1. An electric valve in which a first joint pipe and a second joint pipe are respectively communicated with a valve chamber of a valve body, one of the first joint pipe and the second joint pipe is used as a primary side joint pipe through which a fluid flows in, and the other is used as a secondary side joint pipe through which the fluid flows out, the electric valve being characterized in that,

the valve body is provided with a long cylindrical rectifying pipe portion which communicates with the valve chamber and protrudes into the secondary side joint pipe, the secondary side joint pipe includes a straight pipe portion connected to the valve body and a curved pipe portion which is curved from the straight pipe portion, and an end portion of the rectifying pipe portion is disposed so as to face the curved pipe portion of the secondary side joint pipe.

2. Electrically operated valve according to claim 1,

an end of the rectifying pipe portion is disposed on the curved pipe portion side with respect to a boundary between the straight pipe portion and the curved pipe portion of the secondary side joint pipe.

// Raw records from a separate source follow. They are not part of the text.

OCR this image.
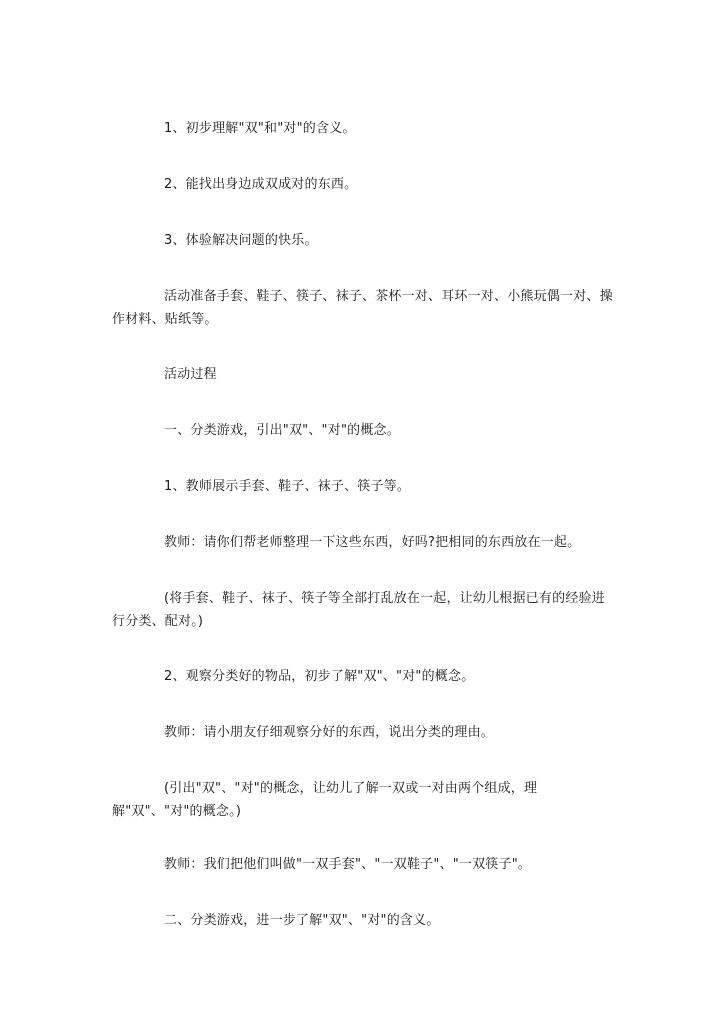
1、初步理解"双"和"对"的含义。

2、能找出身边成双成对的东西。

3、体验解决问题的快乐。

活动准备手套、鞋子、筷子、袜子、茶杯一对、耳环一对、小熊玩偶一对、操作材料、贴纸等。

活动过程

一、分类游戏，引出"双"、"对"的概念。

1、教师展示手套、鞋子、袜子、筷子等。

教师：请你们帮老师整理一下这些东西，好吗?把相同的东西放在一起。

(将手套、鞋子、袜子、筷子等全部打乱放在一起，让幼儿根据已有的经验进行分类、配对。)

2、观察分类好的物品，初步了解"双"、"对"的概念。

教师：请小朋友仔细观察分好的东西，说出分类的理由。

(引出"双"、"对"的概念，让幼儿了解一双或一对由两个组成，理解"双"、"对"的概念。)

教师：我们把他们叫做"一双手套"、"一双鞋子"、"一双筷子"。

二、分类游戏，进一步了解"双"、"对"的含义。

3. Electrically operated valve according to claim 1 or 2,

the inner diameter "D" of the inner passage of the rectifying pipe portion and the inner diameter "D" of the straight pipe portion of the secondary side joint pipe are in a relationship that D is not less than D/2.

4. Electrically operated valve according to any of claims 1 to 3,

the first joint pipe and the second joint pipe are connected to the valve body in a direction intersecting the valve chamber.

5. Electrically operated valve according to any of the claims 1 to 4,

the inner passage of the rectifying pipe portion constitutes a valve port that opens into the valve chamber and has an opening area that is increased or decreased by a valve member.

6. A refrigeration cycle system comprises a compressor, a condenser, an expansion valve, and an evaporator,

use of an electrically operated valve as claimed in any one of claims 1 to 5 as said expansion valve.